Тертуллиан — строгий монотеист и сознательный тринитарий. Монотеизм он оттеняет не потому только, что к этому вынуждала борьба с монархианами, — он коренится в самом существе его религиозных воззрений. «Если Бог не один, то Он вообще не существует» (Adv. Marcionem I, 3). Существо Божие Тертуллиан описывает такими же предикатами, как и апологеты. Бог — Существо самобытное, вечное, нерожденное, неизменяемое, неопределимое, бессмертное. Он невидим и не может входить в непосредственные отношения к конечному миру. Особенностью учения Тертуллиана о Боге является его понятие о Нем как своего рода телесной субстанции. «Кто станет отрицать, — говорит он, — что Бог есть тело, хотя Он и дух? Ибо дух есть тело своего рода (sui generis), имеющее свою форму» (Adv. Praxeam 7). Тертуллиан, вместе со стоиками, вообще не допускал чисто духовного бытия и деятельности, независимой от той или иной телесности. «Нет ничего бестелесного, кроме того, что не существует» (De carne Christi 11). Отсюда различие между душой и телом он полагает в несравненно большей утонченности тела души по сравнению с обыкновенным телом (De anima 7). Но Бог есть corpus [тело], а не саго [плоть] (Adv. Praxeam 27).

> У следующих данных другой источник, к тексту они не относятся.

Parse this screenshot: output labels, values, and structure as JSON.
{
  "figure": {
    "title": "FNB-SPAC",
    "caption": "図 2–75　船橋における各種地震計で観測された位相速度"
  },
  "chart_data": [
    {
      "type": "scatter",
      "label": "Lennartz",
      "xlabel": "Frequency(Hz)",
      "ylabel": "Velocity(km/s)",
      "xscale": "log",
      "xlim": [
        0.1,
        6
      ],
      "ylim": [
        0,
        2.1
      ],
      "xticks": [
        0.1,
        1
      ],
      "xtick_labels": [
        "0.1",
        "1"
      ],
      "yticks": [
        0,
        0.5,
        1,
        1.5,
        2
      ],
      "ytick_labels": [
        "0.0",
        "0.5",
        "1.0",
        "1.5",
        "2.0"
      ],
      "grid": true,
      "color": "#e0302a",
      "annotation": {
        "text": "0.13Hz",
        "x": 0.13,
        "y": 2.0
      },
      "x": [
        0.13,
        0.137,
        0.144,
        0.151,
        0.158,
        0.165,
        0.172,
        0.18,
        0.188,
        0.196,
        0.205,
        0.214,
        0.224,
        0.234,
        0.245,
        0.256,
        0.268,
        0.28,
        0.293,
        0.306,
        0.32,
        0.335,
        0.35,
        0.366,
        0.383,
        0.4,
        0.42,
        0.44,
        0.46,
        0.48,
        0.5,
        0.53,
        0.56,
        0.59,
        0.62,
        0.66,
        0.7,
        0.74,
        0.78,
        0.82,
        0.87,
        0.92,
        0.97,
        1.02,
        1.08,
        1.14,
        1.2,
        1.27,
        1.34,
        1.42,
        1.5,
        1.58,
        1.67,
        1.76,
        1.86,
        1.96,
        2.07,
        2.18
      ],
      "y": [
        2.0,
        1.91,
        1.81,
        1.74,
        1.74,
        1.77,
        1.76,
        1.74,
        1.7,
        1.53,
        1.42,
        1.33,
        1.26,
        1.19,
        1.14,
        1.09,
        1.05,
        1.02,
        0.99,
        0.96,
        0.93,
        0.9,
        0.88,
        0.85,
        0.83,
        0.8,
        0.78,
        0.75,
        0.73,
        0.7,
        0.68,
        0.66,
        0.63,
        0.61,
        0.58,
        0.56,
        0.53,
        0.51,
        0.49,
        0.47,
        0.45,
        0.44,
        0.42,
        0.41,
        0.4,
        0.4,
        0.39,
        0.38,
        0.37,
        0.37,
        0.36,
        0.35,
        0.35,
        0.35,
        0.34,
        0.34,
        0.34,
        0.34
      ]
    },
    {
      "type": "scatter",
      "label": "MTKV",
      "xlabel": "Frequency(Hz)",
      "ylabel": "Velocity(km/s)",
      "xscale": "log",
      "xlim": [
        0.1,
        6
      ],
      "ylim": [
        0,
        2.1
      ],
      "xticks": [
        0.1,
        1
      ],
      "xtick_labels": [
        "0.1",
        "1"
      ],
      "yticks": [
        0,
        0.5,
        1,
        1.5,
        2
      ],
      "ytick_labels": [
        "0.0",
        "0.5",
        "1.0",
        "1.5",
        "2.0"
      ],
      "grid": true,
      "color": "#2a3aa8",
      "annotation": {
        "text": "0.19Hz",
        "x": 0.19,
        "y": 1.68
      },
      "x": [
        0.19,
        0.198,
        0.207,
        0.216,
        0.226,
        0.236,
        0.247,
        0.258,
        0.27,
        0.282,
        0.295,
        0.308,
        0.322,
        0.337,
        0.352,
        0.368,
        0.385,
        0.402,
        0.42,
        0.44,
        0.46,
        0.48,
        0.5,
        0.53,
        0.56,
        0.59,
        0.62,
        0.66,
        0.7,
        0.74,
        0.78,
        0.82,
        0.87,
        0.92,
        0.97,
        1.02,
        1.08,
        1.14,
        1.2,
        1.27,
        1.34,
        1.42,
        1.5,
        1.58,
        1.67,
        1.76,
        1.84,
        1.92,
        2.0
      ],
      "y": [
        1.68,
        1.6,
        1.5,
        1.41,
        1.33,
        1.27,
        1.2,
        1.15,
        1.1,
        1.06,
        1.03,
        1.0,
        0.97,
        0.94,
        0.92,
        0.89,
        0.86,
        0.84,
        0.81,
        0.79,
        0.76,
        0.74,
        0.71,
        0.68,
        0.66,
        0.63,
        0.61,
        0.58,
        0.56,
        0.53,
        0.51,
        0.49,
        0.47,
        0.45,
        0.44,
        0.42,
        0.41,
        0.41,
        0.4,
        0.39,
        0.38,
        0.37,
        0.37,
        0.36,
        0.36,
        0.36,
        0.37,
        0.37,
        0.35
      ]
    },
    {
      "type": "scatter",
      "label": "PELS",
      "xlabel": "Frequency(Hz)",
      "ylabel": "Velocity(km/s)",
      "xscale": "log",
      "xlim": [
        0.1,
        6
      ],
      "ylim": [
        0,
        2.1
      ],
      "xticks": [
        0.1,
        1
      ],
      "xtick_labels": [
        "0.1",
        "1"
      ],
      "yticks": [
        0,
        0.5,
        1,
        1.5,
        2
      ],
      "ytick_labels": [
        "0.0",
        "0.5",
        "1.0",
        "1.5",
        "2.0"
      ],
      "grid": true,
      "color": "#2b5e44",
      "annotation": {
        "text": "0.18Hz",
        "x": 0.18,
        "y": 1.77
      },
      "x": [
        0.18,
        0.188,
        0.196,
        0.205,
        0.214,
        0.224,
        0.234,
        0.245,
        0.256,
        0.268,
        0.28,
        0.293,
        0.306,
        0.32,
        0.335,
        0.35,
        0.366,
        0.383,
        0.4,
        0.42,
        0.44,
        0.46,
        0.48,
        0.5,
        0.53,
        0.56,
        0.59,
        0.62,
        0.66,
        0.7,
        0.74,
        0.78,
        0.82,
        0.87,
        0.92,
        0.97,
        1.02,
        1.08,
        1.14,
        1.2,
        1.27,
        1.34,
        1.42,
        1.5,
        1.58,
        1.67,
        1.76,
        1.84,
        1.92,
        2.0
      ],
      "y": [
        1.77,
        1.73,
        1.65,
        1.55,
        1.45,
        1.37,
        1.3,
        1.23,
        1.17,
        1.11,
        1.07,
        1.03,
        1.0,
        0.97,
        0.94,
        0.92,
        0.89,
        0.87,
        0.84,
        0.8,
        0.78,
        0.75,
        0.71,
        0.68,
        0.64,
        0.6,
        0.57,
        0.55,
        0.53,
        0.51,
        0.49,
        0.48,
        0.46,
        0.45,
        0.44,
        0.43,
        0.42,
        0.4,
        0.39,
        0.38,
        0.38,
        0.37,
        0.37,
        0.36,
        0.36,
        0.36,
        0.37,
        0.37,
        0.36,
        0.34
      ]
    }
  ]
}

Бог, самодовольный и всеблаженный, от века «был один, Сам Собою составляя и мир, и пространство, и всё» (Adv. Praxeam 5). Раскрывая учение о Троице в этом предвечном Божественном бытии, Тертуллиан говорит собственно только о Логосе. «Бог был один, — пишет Тертуллиан, — ... однако и тогда Он не был собственно один, ибо Он имел с Собой Свой Разум, Который Он имел в Себе Самом. Бог — существо разумное, и Разум был в Нем прежде (всякого бытия); затем уже от Него (получило бытие) и все. Этот Разум есть Его самосознание [(sensus)]. Греки называют его Логосом, каковой термин мы передаем понятием "слово" [(sermonem)]... Хотя Бог и не изглаголал еще Своего Слова, однако имел Его в Себе с самим разумом, и в самом разуме в молчании обдумывая и располагая то, что имел в скором времени высказать через Свое Слово» (ibidem). Когда наступил момент творения, когда Бог восхотел «субстанции и виды» в Нем привести в реальность, Он извел Слово, чтобы осуществить все через Того, через Кого оно было обдумано и предопределено. Это было «совершенное рождение * Слова» (Adv. Praxeam 7). Оно приурочивается Тертуллианом к тому библейскому факту, когда Бог сказал: «Да будет свет», — тогда Слово Его в подлинном смысле родилось от Него, стало Сыном единородным. Если Логос сначала был имманентной Силой Божией, не имеющей личного бытия, то теперь он становится индивидуальной сущностью, отличной от Отца. И Бог в этот именно момент делается Отцом. Бог не всегда был Отцом, так как Он не мог быть Отцом прежде, чем Слово стало Сыном; было время, когда не было Сына (Adv. Hermogenem 3).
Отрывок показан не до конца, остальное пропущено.